Bu bir nekâhat dönemiydi hızın ve hazzın yorgun düşürdüğü zamanlar için. Belki bir idrak mevsimi... Anlatılmak isteneni kavramanın derin sükûneti... Bir gelinin avucunda solan kınanın hüznü dökülüyordu şimdi bu yarım küreye. Şiirler yine yazılıyor fakat kelimeler mısralarda üşüyor, şairlerin harflerinin renkleri ton ton soluyordu. Ve sarı ile kızıla yenilmişti bütün renkler. Hükmünü tüketen kırmızı, mor, eflatun ve yeşil efkârın tadına bakıyordu geride bıraktığı her yeni günle. Hüzün çöküyordu toprağa, suya, ağaca... Hazin bir savrulmayla dökülüyordu her şey ayaklar altına. Zirvenin inişi, başlangıcın sondan bir önceki durağına varıyordu bu yolculuk. Bu eksiliş İlâhî kadere teslimiyet, el bağlayış; varlıktan yokluğa, yokluktan dirilişe giden gerçeğin âlemdeki pratiğini yapıyordu.

Bu mevsim gönüllere sırların sızdığı bir gizem büyütür yüreğinde.

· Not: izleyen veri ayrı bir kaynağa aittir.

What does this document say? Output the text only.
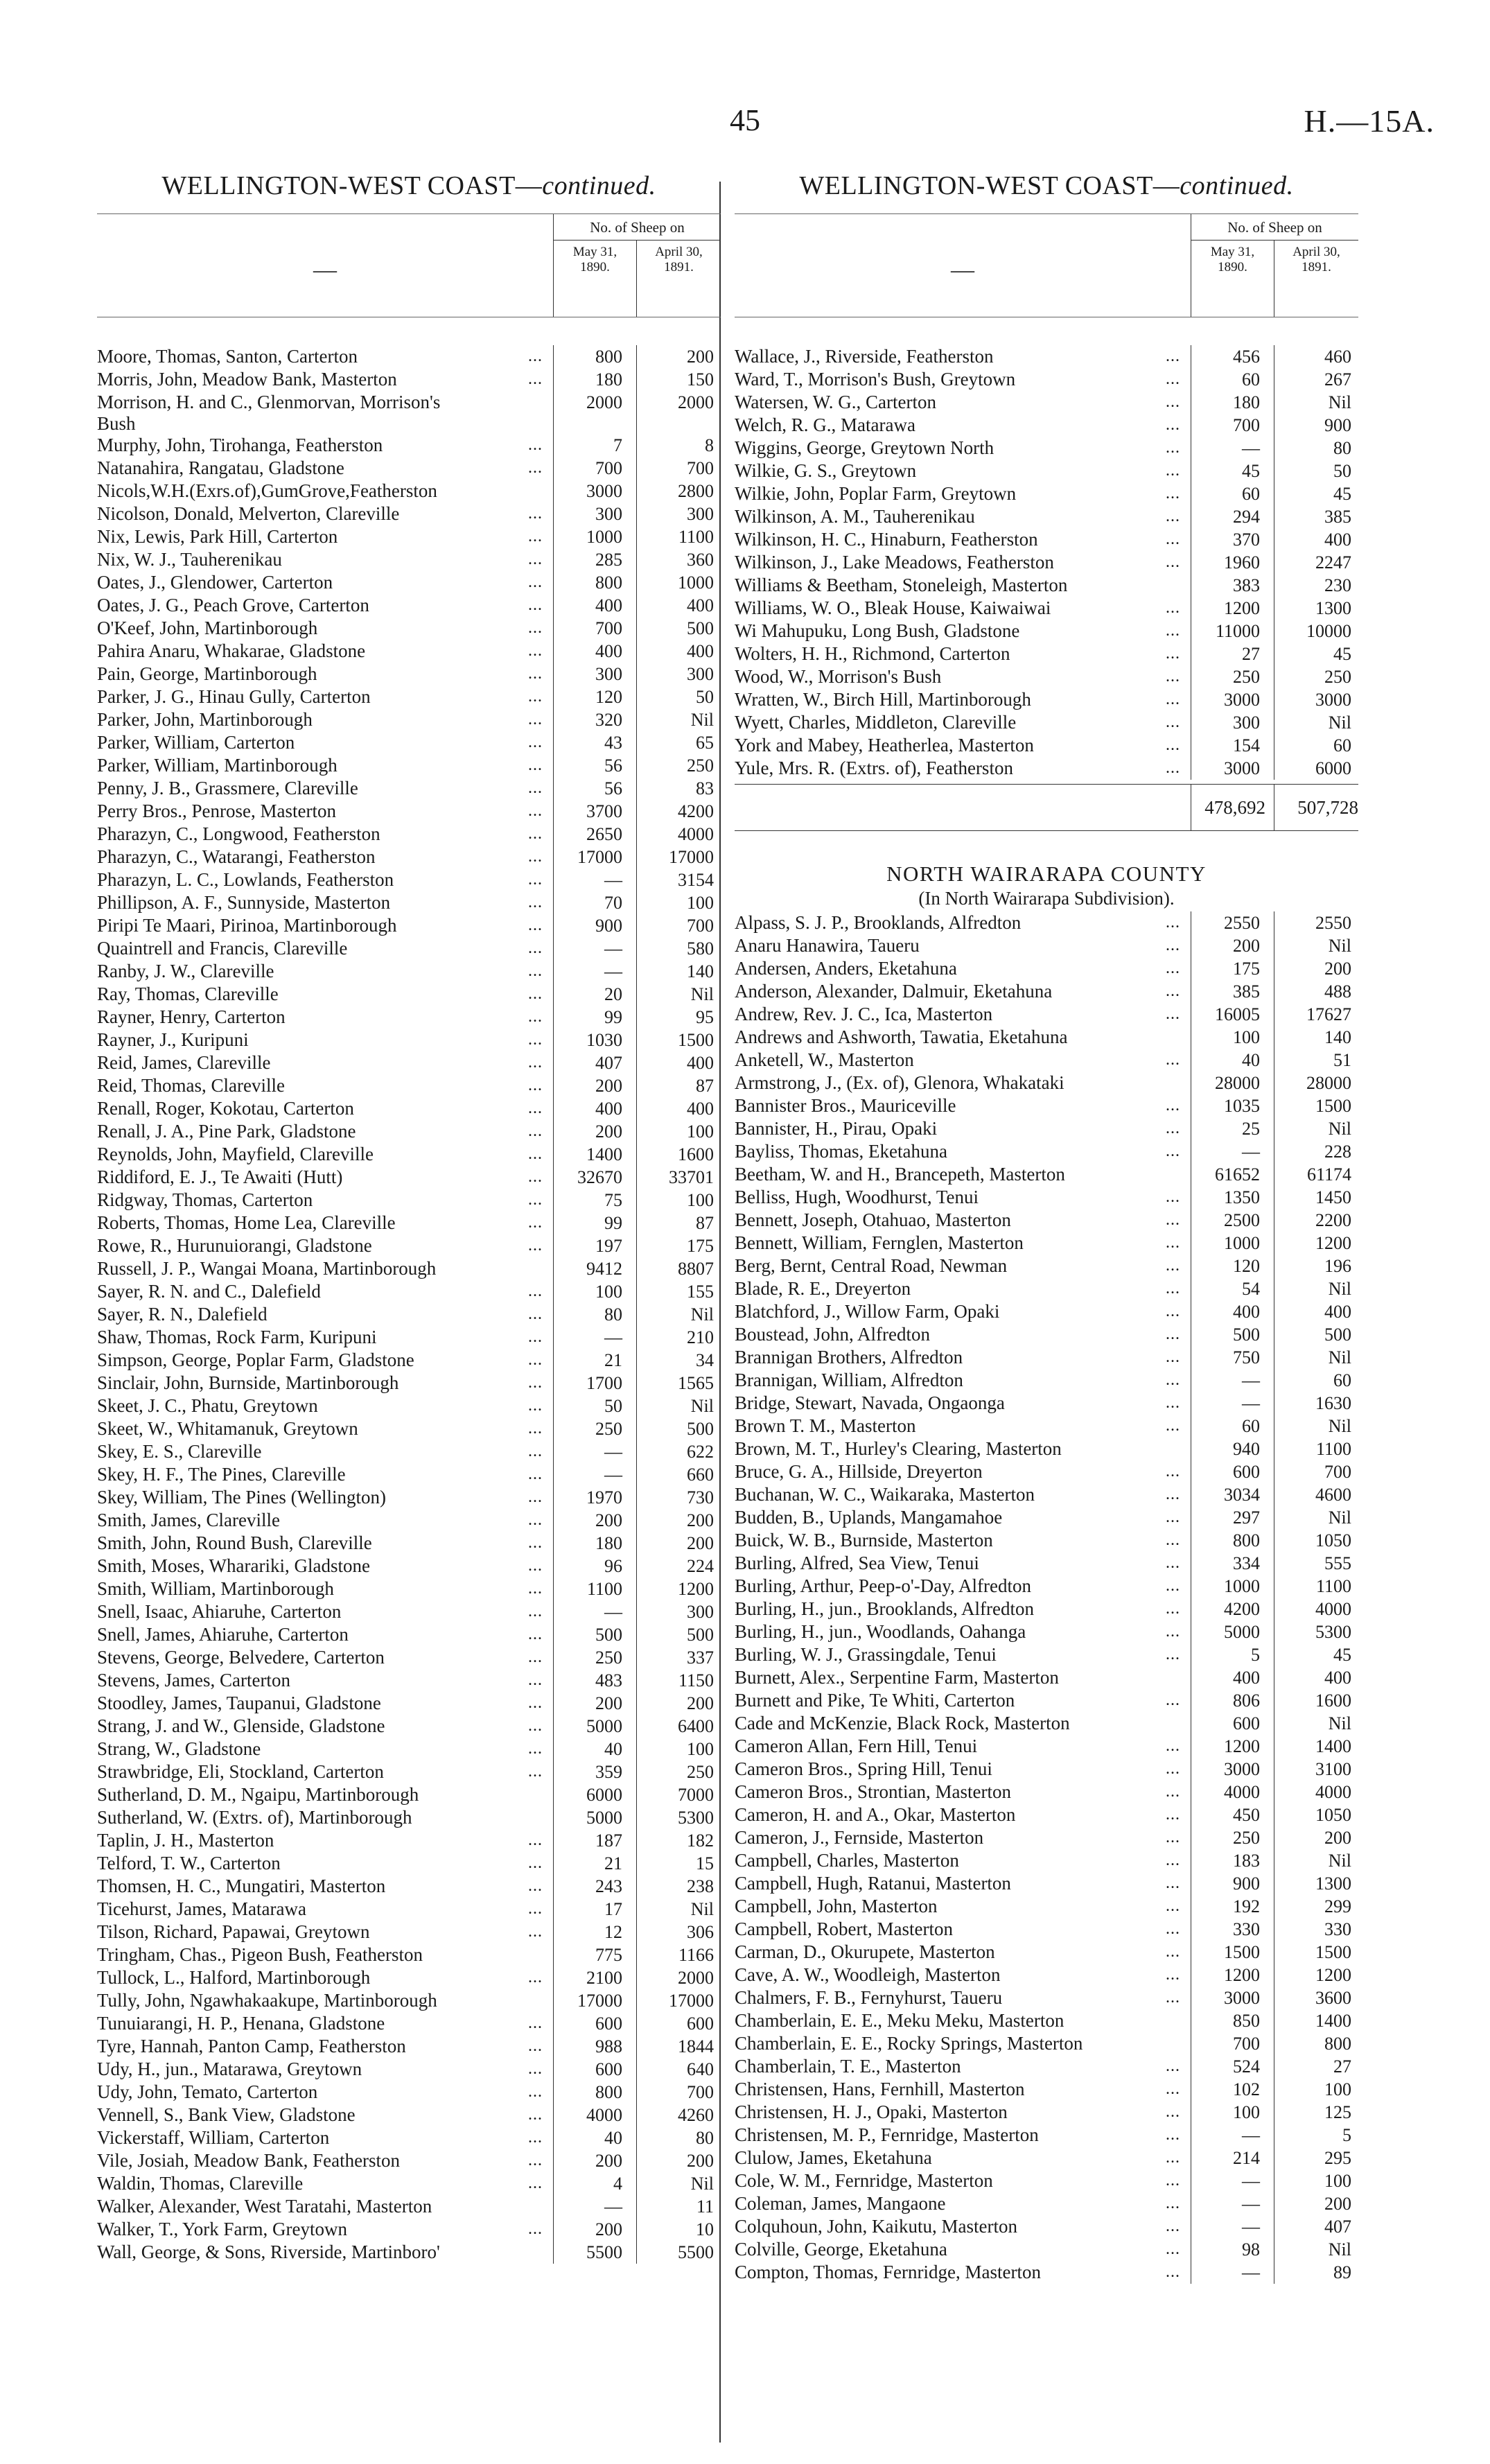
45	H.—15A.
WELLINGTON-WEST COAST—continued.
—
No. of Sheep on
May 31,
1890.
April 30,
1891.
Moore, Thomas, Santon, Carterton	...	800	200
Morris, John, Meadow Bank, Masterton	...	180	150
Morrison, H. and C., Glenmorvan, Morrison's	2000	2000
Bush
Murphy, John, Tirohanga, Featherston	...	7	8
Natanahira, Rangatau, Gladstone	...	700	700
Nicols,W.H.(Exrs.of),GumGrove,Featherston	3000	2800
Nicolson, Donald, Melverton, Clareville	...	300	300
Nix, Lewis, Park Hill, Carterton	...	1000	1100
Nix, W. J., Tauherenikau	...	285	360
Oates, J., Glendower, Carterton	...	800	1000
Oates, J. G., Peach Grove, Carterton	...	400	400
O'Keef, John, Martinborough	...	700	500
Pahira Anaru, Whakarae, Gladstone	...	400	400
Pain, George, Martinborough	...	300	300
Parker, J. G., Hinau Gully, Carterton	...	120	50
Parker, John, Martinborough	...	320	Nil
Parker, William, Carterton	...	43	65
Parker, William, Martinborough	...	56	250
Penny, J. B., Grassmere, Clareville	...	56	83
Perry Bros., Penrose, Masterton	...	3700	4200
Pharazyn, C., Longwood, Featherston	...	2650	4000
Pharazyn, C., Watarangi, Featherston	...	17000	17000
Pharazyn, L. C., Lowlands, Featherston	...	—	3154
Phillipson, A. F., Sunnyside, Masterton	...	70	100
Piripi Te Maari, Pirinoa, Martinborough	...	900	700
Quaintrell and Francis, Clareville	...	—	580
Ranby, J. W., Clareville	...	—	140
Ray, Thomas, Clareville	...	20	Nil
Rayner, Henry, Carterton	...	99	95
Rayner, J., Kuripuni	...	1030	1500
Reid, James, Clareville	...	407	400
Reid, Thomas, Clareville	...	200	87
Renall, Roger, Kokotau, Carterton	...	400	400
Renall, J. A., Pine Park, Gladstone	...	200	100
Reynolds, John, Mayfield, Clareville	...	1400	1600
Riddiford, E. J., Te Awaiti (Hutt)	...	32670	33701
Ridgway, Thomas, Carterton	...	75	100
Roberts, Thomas, Home Lea, Clareville	...	99	87
Rowe, R., Hurunuiorangi, Gladstone	...	197	175
Russell, J. P., Wangai Moana, Martinborough	9412	8807
Sayer, R. N. and C., Dalefield	...	100	155
Sayer, R. N., Dalefield	...	80	Nil
Shaw, Thomas, Rock Farm, Kuripuni	...	—	210
Simpson, George, Poplar Farm, Gladstone	...	21	34
Sinclair, John, Burnside, Martinborough	...	1700	1565
Skeet, J. C., Phatu, Greytown	...	50	Nil
Skeet, W., Whitamanuk, Greytown	...	250	500
Skey, E. S., Clareville	...	—	622
Skey, H. F., The Pines, Clareville	...	—	660
Skey, William, The Pines (Wellington)	...	1970	730
Smith, James, Clareville	...	200	200
Smith, John, Round Bush, Clareville	...	180	200
Smith, Moses, Wharariki, Gladstone	...	96	224
Smith, William, Martinborough	...	1100	1200
Snell, Isaac, Ahiaruhe, Carterton	...	—	300
Snell, James, Ahiaruhe, Carterton	...	500	500
Stevens, George, Belvedere, Carterton	...	250	337
Stevens, James, Carterton	...	483	1150
Stoodley, James, Taupanui, Gladstone	...	200	200
Strang, J. and W., Glenside, Gladstone	...	5000	6400
Strang, W., Gladstone	...	40	100
Strawbridge, Eli, Stockland, Carterton	...	359	250
Sutherland, D. M., Ngaipu, Martinborough	6000	7000
Sutherland, W. (Extrs. of), Martinborough	5000	5300
Taplin, J. H., Masterton	...	187	182
Telford, T. W., Carterton	...	21	15
Thomsen, H. C., Mungatiri, Masterton	...	243	238
Ticehurst, James, Matarawa	...	17	Nil
Tilson, Richard, Papawai, Greytown	...	12	306
Tringham, Chas., Pigeon Bush, Featherston	775	1166
Tullock, L., Halford, Martinborough	...	2100	2000
Tully, John, Ngawhakaakupe, Martinborough	17000	17000
Tunuiarangi, H. P., Henana, Gladstone	...	600	600
Tyre, Hannah, Panton Camp, Featherston	...	988	1844
Udy, H., jun., Matarawa, Greytown	...	600	640
Udy, John, Temato, Carterton	...	800	700
Vennell, S., Bank View, Gladstone	...	4000	4260
Vickerstaff, William, Carterton	...	40	80
Vile, Josiah, Meadow Bank, Featherston	...	200	200
Waldin, Thomas, Clareville	...	4	Nil
Walker, Alexander, West Taratahi, Masterton	—	11
Walker, T., York Farm, Greytown	...	200	10
Wall, George, & Sons, Riverside, Martinboro'	5500	5500
WELLINGTON-WEST COAST—continued.
—
No. of Sheep on
May 31,
1890.
April 30,
1891.
Wallace, J., Riverside, Featherston	...	456	460
Ward, T., Morrison's Bush, Greytown	...	60	267
Watersen, W. G., Carterton	...	180	Nil
Welch, R. G., Matarawa	...	700	900
Wiggins, George, Greytown North	...	—	80
Wilkie, G. S., Greytown	...	45	50
Wilkie, John, Poplar Farm, Greytown	...	60	45
Wilkinson, A. M., Tauherenikau	...	294	385
Wilkinson, H. C., Hinaburn, Featherston	...	370	400
Wilkinson, J., Lake Meadows, Featherston	...	1960	2247
Williams & Beetham, Stoneleigh, Masterton	383	230
Williams, W. O., Bleak House, Kaiwaiwai	...	1200	1300
Wi Mahupuku, Long Bush, Gladstone	...	11000	10000
Wolters, H. H., Richmond, Carterton	...	27	45
Wood, W., Morrison's Bush	...	250	250
Wratten, W., Birch Hill, Martinborough	...	3000	3000
Wyett, Charles, Middleton, Clareville	...	300	Nil
York and Mabey, Heatherlea, Masterton	...	154	60
Yule, Mrs. R. (Extrs. of), Featherston	...	3000	6000
478,692	507,728
NORTH WAIRARAPA COUNTY
(In North Wairarapa Subdivision).
Alpass, S. J. P., Brooklands, Alfredton	...	2550	2550
Anaru Hanawira, Taueru	...	200	Nil
Andersen, Anders, Eketahuna	...	175	200
Anderson, Alexander, Dalmuir, Eketahuna	...	385	488
Andrew, Rev. J. C., Ica, Masterton	...	16005	17627
Andrews and Ashworth, Tawatia, Eketahuna	100	140
Anketell, W., Masterton	...	40	51
Armstrong, J., (Ex. of), Glenora, Whakataki	28000	28000
Bannister Bros., Mauriceville	...	1035	1500
Bannister, H., Pirau, Opaki	...	25	Nil
Bayliss, Thomas, Eketahuna	...	—	228
Beetham, W. and H., Brancepeth, Masterton	61652	61174
Belliss, Hugh, Woodhurst, Tenui	...	1350	1450
Bennett, Joseph, Otahuao, Masterton	...	2500	2200
Bennett, William, Fernglen, Masterton	...	1000	1200
Berg, Bernt, Central Road, Newman	...	120	196
Blade, R. E., Dreyerton	...	54	Nil
Blatchford, J., Willow Farm, Opaki	...	400	400
Boustead, John, Alfredton	...	500	500
Brannigan Brothers, Alfredton	...	750	Nil
Brannigan, William, Alfredton	...	—	60
Bridge, Stewart, Navada, Ongaonga	...	—	1630
Brown T. M., Masterton	...	60	Nil
Brown, M. T., Hurley's Clearing, Masterton	940	1100
Bruce, G. A., Hillside, Dreyerton	...	600	700
Buchanan, W. C., Waikaraka, Masterton	...	3034	4600
Budden, B., Uplands, Mangamahoe	...	297	Nil
Buick, W. B., Burnside, Masterton	...	800	1050
Burling, Alfred, Sea View, Tenui	...	334	555
Burling, Arthur, Peep-o'-Day, Alfredton	...	1000	1100
Burling, H., jun., Brooklands, Alfredton	...	4200	4000
Burling, H., jun., Woodlands, Oahanga	...	5000	5300
Burling, W. J., Grassingdale, Tenui	...	5	45
Burnett, Alex., Serpentine Farm, Masterton	400	400
Burnett and Pike, Te Whiti, Carterton	...	806	1600
Cade and McKenzie, Black Rock, Masterton	600	Nil
Cameron Allan, Fern Hill, Tenui	...	1200	1400
Cameron Bros., Spring Hill, Tenui	...	3000	3100
Cameron Bros., Strontian, Masterton	...	4000	4000
Cameron, H. and A., Okar, Masterton	...	450	1050
Cameron, J., Fernside, Masterton	...	250	200
Campbell, Charles, Masterton	...	183	Nil
Campbell, Hugh, Ratanui, Masterton	...	900	1300
Campbell, John, Masterton	...	192	299
Campbell, Robert, Masterton	...	330	330
Carman, D., Okurupete, Masterton	...	1500	1500
Cave, A. W., Woodleigh, Masterton	...	1200	1200
Chalmers, F. B., Fernyhurst, Taueru	...	3000	3600
Chamberlain, E. E., Meku Meku, Masterton	850	1400
Chamberlain, E. E., Rocky Springs, Masterton	700	800
Chamberlain, T. E., Masterton	...	524	27
Christensen, Hans, Fernhill, Masterton	...	102	100
Christensen, H. J., Opaki, Masterton	...	100	125
Christensen, M. P., Fernridge, Masterton	...	—	5
Clulow, James, Eketahuna	...	214	295
Cole, W. M., Fernridge, Masterton	...	—	100
Coleman, James, Mangaone	...	—	200
Colquhoun, John, Kaikutu, Masterton	...	—	407
Colville, George, Eketahuna	...	98	Nil
Compton, Thomas, Fernridge, Masterton	...	—	89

Bedenler çekilir aradan; kalpler dolaşır artık savrulan bir yaprağın ardında. Lügatlere bakılıp cümlelere eklenen kelimelerin, mânâlarını içselleştirme hâlleri gibidir hisler. Sükût içinde derin yolculukların, duraklarda gönül mabetlerinin ziyaret edildiği seferlerdendir. Eli boş dönen de olur, gönlü sarhoş dönen de bu yoldan. Fakat bu eksilişlerde kendini biriktirenler her daim kârına ulaşanlar hanesindedir.

Kâinat en güçlü tiradını okuyor şimdi insanlığa. Rabbin ayetlerinin kelâmdan yükselerek rengin, ışığın, sesin eşliğiyle her bitişten bir başlangıç doğacağının, gidenin yerine başka bir şeyin mutlaka ikâme edileceğinin seyrini yaşatırken, duyma, görme ve hissetme gayretinde olan her kul, şimdi tefekkürün dinginliğinde, zahirden azade bâtına meylederek ruhlarına derin sondajlar yapıyor.

Bu azalış bir tükeniş değil, varoluşa hazırlığın arefesi elbette. Hangi hazan yaza ulaşmadı, hangi kış bahar olmadı ki? Hangi göçenin yerine yeni bir ruh hayat bulmadı ki? Toprak bir tohum için sinesine rahmet merhemi sürüp yeşertmedi mi içine serpilenleri? Yeni sürgünler vermedi mi kuru dallar? Azalan ırmaklar, dereler, çaylar baharda çağlayıp taşmadı mı?

“Yokluk” kavramı varlığı yaratandan münezzehtir. Yenilenme vardır her kayboluşta. Solarak renk bulmak, kuruyarak tazelenmek, batarak doğmak gibi… Kaybolmaz kâinatta ne bir cisim, ne bir iz, işte gördüğün her kabir, yeniden doğmak için gün bekleyen bir ana rahmidir!